Melvin had a flat tire.
Cement mixer Melvin is in a situation. With a deflated front tire, he hopefully rolls into a shadowy, spooky junkyard in hopes of snagging a spare. And there he sees one, a strangely orangish, strangely glowing tire. It's a weird one, all right, but if the tire fits, wear it, Melvin thinks.
But before Melvin can roll back the way he came, he is stopped right in his treads.

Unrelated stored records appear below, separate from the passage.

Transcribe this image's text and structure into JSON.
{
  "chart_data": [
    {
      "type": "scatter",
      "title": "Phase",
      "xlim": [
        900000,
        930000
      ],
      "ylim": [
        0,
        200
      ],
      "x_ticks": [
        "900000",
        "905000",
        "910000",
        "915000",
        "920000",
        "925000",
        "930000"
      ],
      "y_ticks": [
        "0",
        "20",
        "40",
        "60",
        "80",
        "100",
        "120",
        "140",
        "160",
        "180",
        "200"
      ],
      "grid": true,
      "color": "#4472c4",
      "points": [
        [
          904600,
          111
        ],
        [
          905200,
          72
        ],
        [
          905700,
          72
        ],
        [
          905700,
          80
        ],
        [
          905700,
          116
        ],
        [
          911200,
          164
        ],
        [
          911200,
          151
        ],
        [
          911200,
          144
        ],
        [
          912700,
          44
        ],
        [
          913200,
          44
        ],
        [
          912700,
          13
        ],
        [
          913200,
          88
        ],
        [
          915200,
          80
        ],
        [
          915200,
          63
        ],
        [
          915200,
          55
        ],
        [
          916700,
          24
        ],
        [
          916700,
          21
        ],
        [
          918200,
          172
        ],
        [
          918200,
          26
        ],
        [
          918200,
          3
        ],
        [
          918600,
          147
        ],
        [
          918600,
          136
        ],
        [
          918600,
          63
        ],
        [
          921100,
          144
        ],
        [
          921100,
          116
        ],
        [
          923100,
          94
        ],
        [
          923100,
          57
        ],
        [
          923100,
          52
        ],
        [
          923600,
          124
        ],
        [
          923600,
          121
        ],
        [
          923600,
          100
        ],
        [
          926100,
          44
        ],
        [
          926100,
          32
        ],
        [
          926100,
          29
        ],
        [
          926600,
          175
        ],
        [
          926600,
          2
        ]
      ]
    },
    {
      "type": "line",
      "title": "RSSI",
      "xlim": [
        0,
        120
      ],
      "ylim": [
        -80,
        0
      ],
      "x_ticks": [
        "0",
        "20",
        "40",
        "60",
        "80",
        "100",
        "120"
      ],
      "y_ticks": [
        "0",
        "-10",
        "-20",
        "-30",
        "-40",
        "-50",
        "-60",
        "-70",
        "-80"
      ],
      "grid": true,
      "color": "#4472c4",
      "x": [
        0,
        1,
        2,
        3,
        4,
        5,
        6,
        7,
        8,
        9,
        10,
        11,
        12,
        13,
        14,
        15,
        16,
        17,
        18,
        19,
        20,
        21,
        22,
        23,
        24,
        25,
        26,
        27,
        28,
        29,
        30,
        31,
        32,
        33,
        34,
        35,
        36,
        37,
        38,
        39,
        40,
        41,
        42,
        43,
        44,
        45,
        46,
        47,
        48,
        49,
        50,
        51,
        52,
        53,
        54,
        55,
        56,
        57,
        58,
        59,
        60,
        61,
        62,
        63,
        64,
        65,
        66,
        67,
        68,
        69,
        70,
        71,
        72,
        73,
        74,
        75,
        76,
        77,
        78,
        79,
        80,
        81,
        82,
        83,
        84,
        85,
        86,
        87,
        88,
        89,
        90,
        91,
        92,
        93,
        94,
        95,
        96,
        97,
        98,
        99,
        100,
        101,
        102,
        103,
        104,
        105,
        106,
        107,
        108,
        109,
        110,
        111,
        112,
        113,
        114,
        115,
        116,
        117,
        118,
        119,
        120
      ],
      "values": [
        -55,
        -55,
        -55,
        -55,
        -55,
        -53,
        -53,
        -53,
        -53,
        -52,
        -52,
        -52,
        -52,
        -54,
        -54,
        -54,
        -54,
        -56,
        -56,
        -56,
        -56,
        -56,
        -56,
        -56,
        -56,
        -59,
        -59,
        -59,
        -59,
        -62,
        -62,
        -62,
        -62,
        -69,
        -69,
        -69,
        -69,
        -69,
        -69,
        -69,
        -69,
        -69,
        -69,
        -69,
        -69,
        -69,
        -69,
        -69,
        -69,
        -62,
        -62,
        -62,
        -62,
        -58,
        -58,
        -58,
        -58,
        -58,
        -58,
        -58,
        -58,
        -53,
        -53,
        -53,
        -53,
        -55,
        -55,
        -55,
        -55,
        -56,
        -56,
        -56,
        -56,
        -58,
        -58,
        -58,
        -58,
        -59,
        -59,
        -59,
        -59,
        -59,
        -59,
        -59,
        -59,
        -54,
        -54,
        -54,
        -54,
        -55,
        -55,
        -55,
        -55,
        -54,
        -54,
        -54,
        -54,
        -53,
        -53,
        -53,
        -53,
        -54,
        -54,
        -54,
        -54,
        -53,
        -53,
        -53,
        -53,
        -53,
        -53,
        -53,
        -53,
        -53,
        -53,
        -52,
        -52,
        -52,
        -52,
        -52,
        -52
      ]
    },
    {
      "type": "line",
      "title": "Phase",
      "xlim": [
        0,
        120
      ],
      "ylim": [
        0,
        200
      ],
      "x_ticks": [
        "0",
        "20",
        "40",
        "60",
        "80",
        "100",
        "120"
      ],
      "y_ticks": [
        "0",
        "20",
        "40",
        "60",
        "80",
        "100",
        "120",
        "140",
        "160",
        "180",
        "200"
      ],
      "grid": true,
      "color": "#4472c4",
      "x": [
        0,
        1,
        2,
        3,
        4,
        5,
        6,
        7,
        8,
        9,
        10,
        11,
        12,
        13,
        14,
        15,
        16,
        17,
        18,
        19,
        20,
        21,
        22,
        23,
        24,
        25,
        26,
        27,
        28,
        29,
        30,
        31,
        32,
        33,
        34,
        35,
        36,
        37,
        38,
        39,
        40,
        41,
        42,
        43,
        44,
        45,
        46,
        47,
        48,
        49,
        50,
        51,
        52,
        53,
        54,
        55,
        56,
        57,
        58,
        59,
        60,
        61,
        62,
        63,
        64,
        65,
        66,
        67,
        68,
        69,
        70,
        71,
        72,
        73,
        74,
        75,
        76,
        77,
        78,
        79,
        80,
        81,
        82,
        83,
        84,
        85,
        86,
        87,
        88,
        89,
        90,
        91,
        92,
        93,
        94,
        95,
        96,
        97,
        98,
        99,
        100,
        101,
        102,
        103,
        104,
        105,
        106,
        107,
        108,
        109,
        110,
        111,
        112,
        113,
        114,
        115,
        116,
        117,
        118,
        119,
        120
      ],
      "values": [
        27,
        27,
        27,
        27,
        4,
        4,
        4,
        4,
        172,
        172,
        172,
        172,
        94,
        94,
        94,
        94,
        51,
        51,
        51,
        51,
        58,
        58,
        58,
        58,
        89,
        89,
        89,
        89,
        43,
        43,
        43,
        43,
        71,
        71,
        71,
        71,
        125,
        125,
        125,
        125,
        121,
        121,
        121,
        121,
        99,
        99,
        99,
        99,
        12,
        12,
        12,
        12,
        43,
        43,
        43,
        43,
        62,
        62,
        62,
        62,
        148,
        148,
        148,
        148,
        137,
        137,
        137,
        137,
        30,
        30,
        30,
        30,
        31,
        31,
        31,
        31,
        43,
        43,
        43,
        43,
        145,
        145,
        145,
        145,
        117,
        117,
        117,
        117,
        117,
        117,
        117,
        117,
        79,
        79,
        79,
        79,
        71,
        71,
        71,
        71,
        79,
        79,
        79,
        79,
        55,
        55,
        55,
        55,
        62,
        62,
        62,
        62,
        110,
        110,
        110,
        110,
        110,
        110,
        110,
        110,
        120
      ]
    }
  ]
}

"WHO TOOK MY GOLDEN TIRE?" a spooky voice called.
Melvin was worried.
Melvin was scared.
The timorous cement mixer hurriedly makes for home and, still spooked, parks himself in what he hopes is an undisclosed location, in hopes of an incognito idle.
"WHO TOOK MY GOLDEN TIRE?"
The spooky voice had found him!
Melvin pulls in his fenders and closes his eyes, but the spooky voice grows closer, until to his horror he sees a dark draped shape, with headlights glowing from behind its covering sheet.
"YOU TOOK IT!"
Don't you want the OTHER one?"
For those youngsters who are both ready to read or, as the author puts it in his introduction, "ready to roll," Jon Scieszka and his trio of vehicular design artists have a brand-new offering for the season, The Spooky Tire (Ready-to-Read Level 1) (Aladdin, 2009.) Using the, er, bare bones of the familiar folktale "The Golden Arm" and its variants, this talented pit crew has fashioned some timely truck fun for their emergent reader fans. Other books in this easy-to-read series are Uh-Oh, Max (Ready-to-Read. Level 1) and Pete's Party (Ready-to-Read. Level 1).